When you feed your sourdough starter, you remove 80 percent of it from its jar and feed the remaining 20 percent fresh water and flour. Because your starter requires regular feedings—but only if you want to keep it alive—the discard piles up quickly. Don’t toss it! In fact, we probably shouldn’t call this stuff discard. You can make all kinds of delicious food with it, including these pancakes.
I make these pancakes at least a couple of mornings a week. Aggie of the blog Aggie’s Farm first gave me her recipe and I’m so glad she did. Of all the recipes I’ve made with discarded starter, pancakes both use up the most discard and require the least amount of work. Most importantly, they taste good.

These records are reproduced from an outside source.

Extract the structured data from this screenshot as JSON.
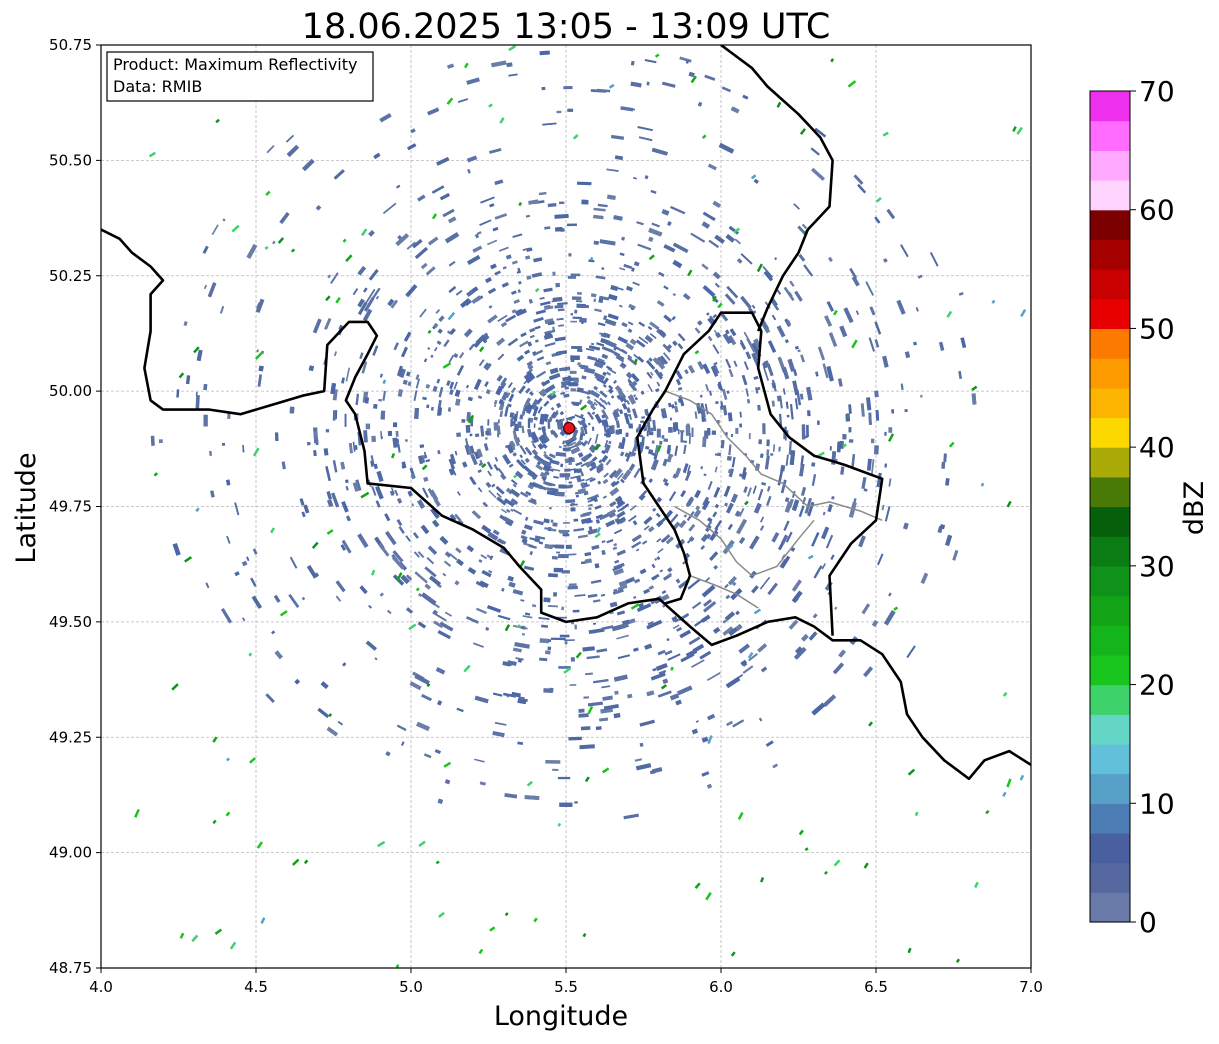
{
  "title": "18.06.2025 13:05 - 13:09 UTC",
  "info_box": {
    "product": "Product: Maximum Reflectivity",
    "source": "Data: RMIB"
  },
  "axes": {
    "xlabel": "Longitude",
    "ylabel": "Latitude",
    "xlim": [
      4.0,
      7.0
    ],
    "ylim": [
      48.75,
      50.75
    ],
    "xticks": [
      "4.0",
      "4.5",
      "5.0",
      "5.5",
      "6.0",
      "6.5",
      "7.0"
    ],
    "yticks": [
      "48.75",
      "49.00",
      "49.25",
      "49.50",
      "49.75",
      "50.00",
      "50.25",
      "50.50",
      "50.75"
    ],
    "grid": true
  },
  "radar_site": {
    "lon": 5.51,
    "lat": 49.92,
    "color": "#e8141c"
  },
  "colorbar": {
    "label": "dBZ",
    "min": 0,
    "max": 70,
    "ticks": [
      "0",
      "10",
      "20",
      "30",
      "40",
      "50",
      "60",
      "70"
    ],
    "colors": [
      "#6a7aa8",
      "#5668a0",
      "#4a5fa0",
      "#4c7db4",
      "#57a0c8",
      "#62c0da",
      "#63d6c6",
      "#3ed36a",
      "#18c51c",
      "#14b51a",
      "#12a416",
      "#0e921a",
      "#0b7c14",
      "#065f0a",
      "#4a7a06",
      "#aaaa08",
      "#fcd800",
      "#fcb400",
      "#fc9a00",
      "#fc7a00",
      "#e60000",
      "#c80000",
      "#a40000",
      "#7c0000",
      "#ffd4ff",
      "#ffaaff",
      "#ff6cff",
      "#ee30ee"
    ]
  },
  "borders_black": [
    [
      [
        4.0,
        50.35
      ],
      [
        4.06,
        50.33
      ],
      [
        4.1,
        50.3
      ],
      [
        4.16,
        50.27
      ],
      [
        4.2,
        50.24
      ],
      [
        4.16,
        50.21
      ],
      [
        4.16,
        50.13
      ],
      [
        4.14,
        50.05
      ],
      [
        4.16,
        49.98
      ],
      [
        4.2,
        49.96
      ],
      [
        4.35,
        49.96
      ],
      [
        4.45,
        49.95
      ],
      [
        4.55,
        49.97
      ],
      [
        4.65,
        49.99
      ],
      [
        4.72,
        50.0
      ],
      [
        4.73,
        50.1
      ],
      [
        4.8,
        50.15
      ],
      [
        4.86,
        50.15
      ],
      [
        4.89,
        50.12
      ],
      [
        4.86,
        50.08
      ],
      [
        4.82,
        50.03
      ],
      [
        4.79,
        49.98
      ],
      [
        4.82,
        49.95
      ],
      [
        4.85,
        49.87
      ],
      [
        4.86,
        49.8
      ],
      [
        5.0,
        49.79
      ],
      [
        5.1,
        49.73
      ],
      [
        5.2,
        49.7
      ],
      [
        5.3,
        49.66
      ],
      [
        5.35,
        49.62
      ],
      [
        5.42,
        49.57
      ],
      [
        5.42,
        49.52
      ],
      [
        5.5,
        49.5
      ],
      [
        5.6,
        49.51
      ],
      [
        5.7,
        49.54
      ],
      [
        5.8,
        49.55
      ],
      [
        5.9,
        49.49
      ],
      [
        5.97,
        49.45
      ],
      [
        6.05,
        49.47
      ],
      [
        6.15,
        49.5
      ],
      [
        6.24,
        49.51
      ],
      [
        6.3,
        49.49
      ],
      [
        6.36,
        49.46
      ],
      [
        6.45,
        49.46
      ],
      [
        6.52,
        49.43
      ],
      [
        6.58,
        49.37
      ],
      [
        6.6,
        49.3
      ],
      [
        6.65,
        49.25
      ],
      [
        6.72,
        49.2
      ],
      [
        6.8,
        49.16
      ],
      [
        6.85,
        49.2
      ],
      [
        6.93,
        49.22
      ],
      [
        7.0,
        49.19
      ]
    ],
    [
      [
        6.36,
        49.47
      ],
      [
        6.35,
        49.6
      ],
      [
        6.42,
        49.67
      ],
      [
        6.5,
        49.72
      ],
      [
        6.52,
        49.81
      ],
      [
        6.4,
        49.84
      ],
      [
        6.35,
        49.85
      ],
      [
        6.3,
        49.86
      ],
      [
        6.22,
        49.9
      ],
      [
        6.16,
        49.95
      ],
      [
        6.12,
        50.05
      ],
      [
        6.13,
        50.13
      ],
      [
        6.1,
        50.17
      ],
      [
        6.0,
        50.17
      ],
      [
        5.96,
        50.13
      ],
      [
        5.88,
        50.08
      ],
      [
        5.82,
        50.0
      ],
      [
        5.78,
        49.96
      ],
      [
        5.73,
        49.9
      ],
      [
        5.75,
        49.8
      ],
      [
        5.8,
        49.75
      ],
      [
        5.85,
        49.7
      ],
      [
        5.88,
        49.65
      ],
      [
        5.9,
        49.6
      ],
      [
        5.87,
        49.55
      ],
      [
        5.82,
        49.54
      ]
    ],
    [
      [
        6.12,
        50.13
      ],
      [
        6.15,
        50.18
      ],
      [
        6.2,
        50.25
      ],
      [
        6.25,
        50.3
      ],
      [
        6.28,
        50.35
      ],
      [
        6.35,
        50.4
      ],
      [
        6.36,
        50.5
      ],
      [
        6.32,
        50.55
      ],
      [
        6.25,
        50.6
      ],
      [
        6.2,
        50.63
      ],
      [
        6.15,
        50.66
      ],
      [
        6.1,
        50.7
      ],
      [
        6.0,
        50.75
      ]
    ]
  ],
  "borders_grey": [
    [
      [
        5.82,
        50.0
      ],
      [
        5.9,
        49.98
      ],
      [
        5.97,
        49.95
      ],
      [
        6.02,
        49.9
      ],
      [
        6.08,
        49.86
      ],
      [
        6.13,
        49.82
      ],
      [
        6.2,
        49.8
      ],
      [
        6.28,
        49.75
      ],
      [
        6.35,
        49.76
      ],
      [
        6.45,
        49.74
      ],
      [
        6.52,
        49.72
      ]
    ],
    [
      [
        5.85,
        49.75
      ],
      [
        5.93,
        49.72
      ],
      [
        6.0,
        49.68
      ],
      [
        6.05,
        49.63
      ],
      [
        6.1,
        49.6
      ],
      [
        6.18,
        49.62
      ],
      [
        6.25,
        49.68
      ],
      [
        6.3,
        49.72
      ]
    ],
    [
      [
        5.9,
        49.6
      ],
      [
        5.98,
        49.58
      ],
      [
        6.05,
        49.56
      ],
      [
        6.12,
        49.53
      ]
    ]
  ]
}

My daughter prefers fluffy pancakes. I like them thin and crêpe-like. If you prefer fluffy, add a bit of flour to the batter. For thin, omit it. I top my pancakes with maple syrup or fruit and yogurt. Because they contain no added sugar, they go well with savory toppings as well.
Yields two pancakes
- 1/2 cup unfed sourdough starter, straight from the refrigerator (recently fed also works)
- 1 heaping tablespoon flour of any kind (optional—for fluffier pancakes)
- 1 large egg
- 1 tablespoon butter or coconut oil
- 1/8 teaspoon salt
- 1/8 teaspoon baking soda
1. If using additional flour for fluffy pancakes, combine it with the starter in a small bowl. Whisk in the egg.

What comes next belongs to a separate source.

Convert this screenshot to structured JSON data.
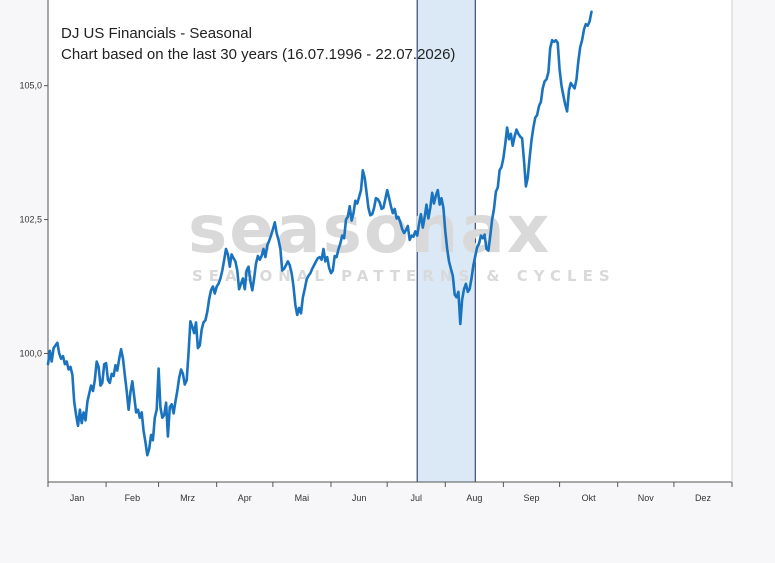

2. Melt the butter or oil in a skillet over medium-high heat and swirl it around to coat the pan. Pour the butter or oil into the sourdough-egg mixture, leaving enough in the pan so that your pancake won’t stick to it.
3. Add the salt and baking soda. Wait a couple of minutes for the batter to puff up a bit.
4. Pour half of the batter into the pan. Flip after bubbles have formed on the pancake. Remove from the pan once the pancake is golden-brown.
5. Grease the pan if necessary and repeat.
6. Top as desired before scarfing down.